I haven’t commented on the bitter complaints by gay activists over Barack Obama’s selection of Rick Warren as one of the two pastors who will bless the inauguration. Warren will offer the invocation; veteran civil rights leader Joseph Lowery will provide the benediction. Warren opposes same-sex marriage and voiced his opposition during the campaign over California’s referendum on the subject. Lowery supports same-sex marriage.
Warren’s views are in line with the majority of Americans (as the California vote confirmed) and surely are in line with vast majority of American religious leaders. Obama apparently did not wish to take a side in this dispute (albeit one-sided) between religious views, and certainly did not want to take the minority side. His neutrality is, I think, presidential and consistent with his stated desire to de-emphasize, to the limited extent possible, that which “divides us.” It also happens to be good politics, considering how influential Warren is.
To be sure, popular majorities, neutrality, and shrewd politics would hardly constitute defenses if same-sex marriage were supported by a moral imperative. But I do not believe it is. More importantly, neither does Obama. In fact, as I understand it, Obama’s official position is opposition to gay marriage. Below the surface, he may feel differently about the merits, but it’s highly doubtful that he sees a moral imperative running in either direction.
It makes sense that those who do perceive a moral imperative in favor of same-sex marriage are outraged by the selection of Warren. By the same token, the millions of Americans who see gay marriage as sinful might reasonably take offense at the selection of Lowery, though I’m not aware that many have.
UPDATE: E.J. Dionne embarrasses himself again in his column on the subject. He writes;
Although I support same-sex marriage, I think liberals should welcome Obama’s success in causing so much consternation on the right. On balance, inviting Warren opens more doors than it closes.

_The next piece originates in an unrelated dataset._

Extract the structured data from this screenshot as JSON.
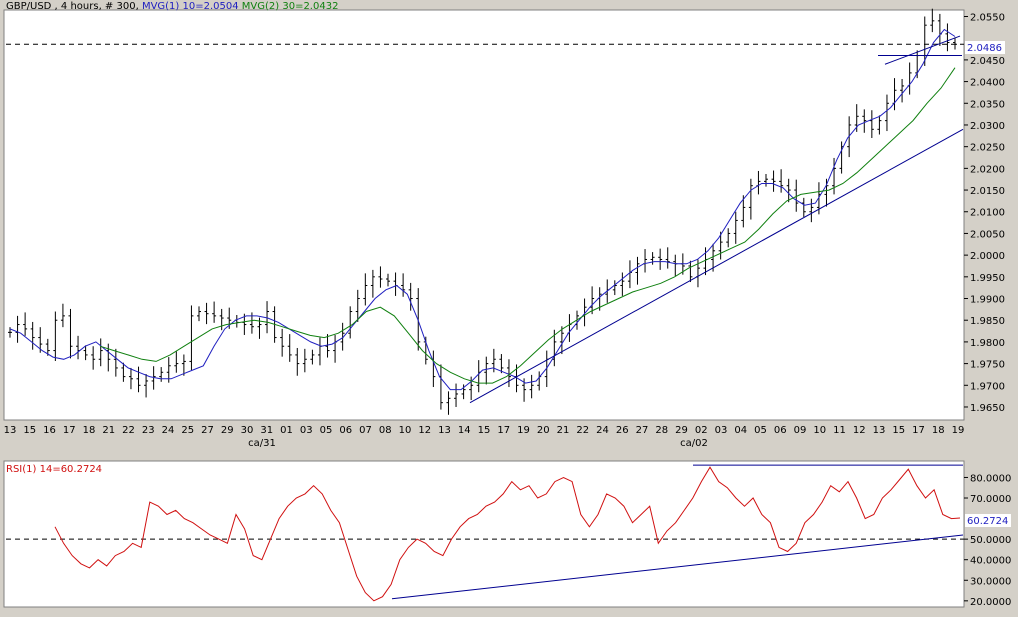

It’s edifying to see Dionne explicitly identify his touchstone in evaluating the issues of the day — how much “consternation” does it produce “on the right.” But Dionne offers no evidence that, as he puts it elsewhere in the column, “so many conservatives are so angry with Warren for blesssing the new president’s inaugural.” There must be some conservatives who are angry at Warren, but I haven’t seen any sign of such anger. What I’ve seen, and what I believe, is more in line with the tenor of Bill Kristol’s view:
This isn’t the time for conservatives to snipe at Obama’s motives. It’s time to welcome him into the American mainstream, to salute the president-elect’s progress from Reverends Wright to Warren.